Nel sentire quella voce, familiare e confortante, apro gli occhi, per vedere un medico militare osservarmi con un lieve sorriso sul volto abbronzato, gli occhi scuri attenti ma sollevati.
“Watson” lo saluto, con voce roca, un accenno di sorriso sulle labbra “Dain mi ha detto che mi avete praticamente tirato fuori dalla tomba, tu e gli altri.”
“Già, mi devi un favore. Di nuovo.” commenta lui, passandosi una mano tra i corti capelli color biondo cenere.
Conosco Watson da anni; l’ho visto ricucire e riportare alla vita più ragazzi di quanto voglia ricordare, e più volte ha rimesso insieme i miei pezzi, da quando siamo entrambi qui in Afghanistan.
Faccio per mettermi a sedere, trattenendo a stento un gemito di dolore, e subito lui inizia a controllarmi il battito e alcune ferite superficiali che ho riportato nello scontro “Come ti senti?”.
 “Pronto a ritornare subito sul campo.” ribatto, ignorando le intense fitte che avverto al fianco e i forti brividi che mi attraversano la pelle.
Una smorfia triste si forma sul viso del medico “Dubito che potrai farlo molto presto, Scudodiquercia.”.
Gli lancio uno sguardo affilato, quello che fa scattare immediatamente sull’attenti i miei uomini, quasi terrorizzati “Stai scherzando.”
Lui scuote la testa, lentamente “Negativo. Sei conciato molto male. In teoria, non dovresti nemmeno essere vivo.”.
“In teoria.” ringhio “Eppure sono qui, e non ho alcuna intenzione di lasciare i miei uomini a combattere da soli.”
”Ai tuoi uomini non servirai a molto, se non riesci nemmeno a reggerti in piedi.” commenta, dopo aver poggiato una mano sulla fronte per sentirmi la temperatura “Su, sollevati la maglia, così vedo in che condizioni è il fianco.” .
Sbruffo, ma con un po’ di fatica faccio come mi ha detto.

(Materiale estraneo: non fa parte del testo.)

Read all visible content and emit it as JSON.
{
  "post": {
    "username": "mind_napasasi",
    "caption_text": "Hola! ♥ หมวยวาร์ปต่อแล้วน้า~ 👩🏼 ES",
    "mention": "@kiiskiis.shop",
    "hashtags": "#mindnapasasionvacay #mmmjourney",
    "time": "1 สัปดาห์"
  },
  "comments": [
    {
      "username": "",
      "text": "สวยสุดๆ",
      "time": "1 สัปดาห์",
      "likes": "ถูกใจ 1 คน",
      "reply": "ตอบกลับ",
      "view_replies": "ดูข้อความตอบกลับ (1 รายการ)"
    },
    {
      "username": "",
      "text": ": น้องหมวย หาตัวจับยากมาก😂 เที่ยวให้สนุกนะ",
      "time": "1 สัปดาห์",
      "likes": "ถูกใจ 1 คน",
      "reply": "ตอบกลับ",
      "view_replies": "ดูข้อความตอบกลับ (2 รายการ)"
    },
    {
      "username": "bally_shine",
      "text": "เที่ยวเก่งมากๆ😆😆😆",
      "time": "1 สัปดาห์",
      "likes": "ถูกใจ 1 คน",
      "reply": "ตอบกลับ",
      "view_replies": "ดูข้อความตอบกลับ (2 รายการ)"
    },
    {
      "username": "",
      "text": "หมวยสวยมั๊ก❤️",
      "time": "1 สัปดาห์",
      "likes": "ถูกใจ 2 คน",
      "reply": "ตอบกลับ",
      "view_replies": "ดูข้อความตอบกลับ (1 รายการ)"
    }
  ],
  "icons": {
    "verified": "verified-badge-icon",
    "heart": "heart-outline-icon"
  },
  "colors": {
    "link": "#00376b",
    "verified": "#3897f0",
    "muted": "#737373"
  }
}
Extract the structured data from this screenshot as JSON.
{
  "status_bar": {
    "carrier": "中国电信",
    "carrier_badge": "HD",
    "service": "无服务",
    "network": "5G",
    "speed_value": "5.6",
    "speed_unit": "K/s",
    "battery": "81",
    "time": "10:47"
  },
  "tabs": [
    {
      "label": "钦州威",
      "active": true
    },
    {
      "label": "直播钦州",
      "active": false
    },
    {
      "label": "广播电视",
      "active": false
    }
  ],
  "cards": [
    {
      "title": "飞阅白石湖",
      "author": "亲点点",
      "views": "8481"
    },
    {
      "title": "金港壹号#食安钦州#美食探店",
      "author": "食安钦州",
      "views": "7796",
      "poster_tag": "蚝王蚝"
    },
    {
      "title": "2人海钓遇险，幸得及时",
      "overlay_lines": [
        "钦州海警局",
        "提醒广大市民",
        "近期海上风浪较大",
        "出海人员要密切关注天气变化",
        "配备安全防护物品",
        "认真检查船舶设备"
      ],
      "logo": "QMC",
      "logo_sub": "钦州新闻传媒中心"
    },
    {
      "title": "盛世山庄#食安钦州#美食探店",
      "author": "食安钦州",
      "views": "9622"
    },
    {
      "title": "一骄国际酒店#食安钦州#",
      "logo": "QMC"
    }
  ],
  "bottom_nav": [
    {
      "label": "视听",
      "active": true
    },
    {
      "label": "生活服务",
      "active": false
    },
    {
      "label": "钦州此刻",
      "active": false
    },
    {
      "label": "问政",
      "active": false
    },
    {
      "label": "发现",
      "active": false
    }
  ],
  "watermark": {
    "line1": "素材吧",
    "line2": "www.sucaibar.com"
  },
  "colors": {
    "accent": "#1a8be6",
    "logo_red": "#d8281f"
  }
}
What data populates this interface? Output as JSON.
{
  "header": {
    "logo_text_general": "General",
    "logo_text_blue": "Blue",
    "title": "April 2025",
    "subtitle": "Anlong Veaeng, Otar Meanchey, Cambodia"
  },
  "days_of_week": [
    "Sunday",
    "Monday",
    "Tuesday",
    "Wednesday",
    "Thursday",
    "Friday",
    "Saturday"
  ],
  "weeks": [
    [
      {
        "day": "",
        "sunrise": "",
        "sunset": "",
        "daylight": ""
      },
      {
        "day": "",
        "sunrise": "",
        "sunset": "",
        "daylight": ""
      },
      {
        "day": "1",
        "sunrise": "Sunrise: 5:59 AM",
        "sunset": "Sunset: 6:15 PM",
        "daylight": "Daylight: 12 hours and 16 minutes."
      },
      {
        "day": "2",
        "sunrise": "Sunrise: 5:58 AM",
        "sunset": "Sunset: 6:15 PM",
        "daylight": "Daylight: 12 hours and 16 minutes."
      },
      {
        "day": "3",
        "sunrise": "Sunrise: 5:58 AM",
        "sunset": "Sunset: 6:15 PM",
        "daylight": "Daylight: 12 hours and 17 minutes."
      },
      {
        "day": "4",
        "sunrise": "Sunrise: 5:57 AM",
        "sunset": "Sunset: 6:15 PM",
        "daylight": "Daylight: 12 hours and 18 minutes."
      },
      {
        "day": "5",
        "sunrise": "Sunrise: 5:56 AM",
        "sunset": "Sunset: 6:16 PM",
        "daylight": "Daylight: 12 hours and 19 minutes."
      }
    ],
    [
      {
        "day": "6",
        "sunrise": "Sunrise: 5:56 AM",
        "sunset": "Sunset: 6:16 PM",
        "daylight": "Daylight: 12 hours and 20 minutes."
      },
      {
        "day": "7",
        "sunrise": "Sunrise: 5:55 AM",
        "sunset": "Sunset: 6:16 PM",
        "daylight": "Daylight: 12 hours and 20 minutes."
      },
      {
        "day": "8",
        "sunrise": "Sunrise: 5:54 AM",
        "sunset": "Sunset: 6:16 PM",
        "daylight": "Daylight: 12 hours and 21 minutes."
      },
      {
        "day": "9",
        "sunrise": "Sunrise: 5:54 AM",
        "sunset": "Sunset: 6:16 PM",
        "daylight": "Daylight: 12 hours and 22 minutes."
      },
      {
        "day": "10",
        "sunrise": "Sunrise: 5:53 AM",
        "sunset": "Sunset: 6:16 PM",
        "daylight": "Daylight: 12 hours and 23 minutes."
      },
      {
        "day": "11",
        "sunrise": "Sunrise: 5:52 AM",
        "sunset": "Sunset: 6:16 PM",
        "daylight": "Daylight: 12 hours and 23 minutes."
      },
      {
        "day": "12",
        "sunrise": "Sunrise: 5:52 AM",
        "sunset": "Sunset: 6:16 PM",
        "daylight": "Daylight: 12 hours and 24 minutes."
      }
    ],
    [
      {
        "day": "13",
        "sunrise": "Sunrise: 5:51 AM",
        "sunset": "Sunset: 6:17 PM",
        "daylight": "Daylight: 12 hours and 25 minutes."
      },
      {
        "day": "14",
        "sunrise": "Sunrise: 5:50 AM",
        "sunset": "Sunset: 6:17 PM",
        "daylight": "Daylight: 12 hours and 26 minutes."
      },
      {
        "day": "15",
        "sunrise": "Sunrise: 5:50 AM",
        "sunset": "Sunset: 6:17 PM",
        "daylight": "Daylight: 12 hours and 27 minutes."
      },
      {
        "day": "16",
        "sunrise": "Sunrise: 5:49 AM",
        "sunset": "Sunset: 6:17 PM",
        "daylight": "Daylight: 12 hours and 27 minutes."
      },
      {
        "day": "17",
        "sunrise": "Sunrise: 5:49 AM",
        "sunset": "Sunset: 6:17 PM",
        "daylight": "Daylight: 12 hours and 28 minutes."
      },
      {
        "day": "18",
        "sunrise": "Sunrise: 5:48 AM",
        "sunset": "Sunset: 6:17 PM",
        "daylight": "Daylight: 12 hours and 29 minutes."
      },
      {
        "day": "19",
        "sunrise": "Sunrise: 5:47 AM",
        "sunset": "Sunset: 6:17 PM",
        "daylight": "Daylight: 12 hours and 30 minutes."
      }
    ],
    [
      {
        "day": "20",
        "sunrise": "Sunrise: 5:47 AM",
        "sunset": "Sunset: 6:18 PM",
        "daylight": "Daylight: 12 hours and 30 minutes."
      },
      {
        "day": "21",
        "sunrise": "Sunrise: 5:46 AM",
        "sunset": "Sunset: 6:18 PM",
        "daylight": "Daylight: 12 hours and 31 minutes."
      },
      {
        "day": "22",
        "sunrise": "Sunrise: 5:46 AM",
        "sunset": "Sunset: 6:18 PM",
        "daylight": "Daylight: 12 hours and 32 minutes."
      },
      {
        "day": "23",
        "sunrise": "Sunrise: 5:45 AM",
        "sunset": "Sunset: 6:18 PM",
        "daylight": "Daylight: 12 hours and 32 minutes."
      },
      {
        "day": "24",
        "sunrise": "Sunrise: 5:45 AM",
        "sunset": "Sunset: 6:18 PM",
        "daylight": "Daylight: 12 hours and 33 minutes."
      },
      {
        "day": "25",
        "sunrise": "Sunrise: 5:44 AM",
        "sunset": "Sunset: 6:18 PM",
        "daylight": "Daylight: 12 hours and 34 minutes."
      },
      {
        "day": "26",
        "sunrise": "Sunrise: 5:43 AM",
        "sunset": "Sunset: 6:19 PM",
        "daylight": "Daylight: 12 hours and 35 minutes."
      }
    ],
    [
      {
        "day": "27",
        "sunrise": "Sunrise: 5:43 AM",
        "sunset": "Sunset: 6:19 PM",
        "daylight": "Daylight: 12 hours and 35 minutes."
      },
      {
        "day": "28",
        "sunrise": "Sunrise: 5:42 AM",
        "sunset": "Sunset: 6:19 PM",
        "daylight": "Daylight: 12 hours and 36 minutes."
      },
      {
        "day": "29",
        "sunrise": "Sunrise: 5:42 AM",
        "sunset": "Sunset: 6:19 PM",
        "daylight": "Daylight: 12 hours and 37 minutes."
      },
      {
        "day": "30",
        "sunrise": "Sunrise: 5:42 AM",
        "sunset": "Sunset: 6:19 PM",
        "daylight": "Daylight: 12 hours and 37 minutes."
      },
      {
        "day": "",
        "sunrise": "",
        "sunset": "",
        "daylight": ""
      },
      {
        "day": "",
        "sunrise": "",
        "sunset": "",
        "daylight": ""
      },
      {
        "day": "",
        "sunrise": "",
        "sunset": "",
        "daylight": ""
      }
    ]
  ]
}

Lui inizia subito a togliermi le bende, macchiate di sangue secco e di una strana sostanza verde che non riesco a riconoscere, e quando finalmente la ferita compare entrambi tratteniamo il fiato.
E’ grande, ricoperta di sangue fresco e secco e di quello stesso liquido verde-giallino presente sul tessuto sporco, e gran parte della pelle attorno ad essa è rossa e nera, e brucia come se fosse stata troppo tempo a contatto con un ferro ardente.
“Merda!” impreca Watson tra i denti, gli occhi che lanciano scintille, e si affretta a disinfettare la ferita e a cambiare le bende.
Quando finalmente finisce, solleva lo sguardo e mi guarda con serietà in volto “Te la senti di viaggiare, Durin?”.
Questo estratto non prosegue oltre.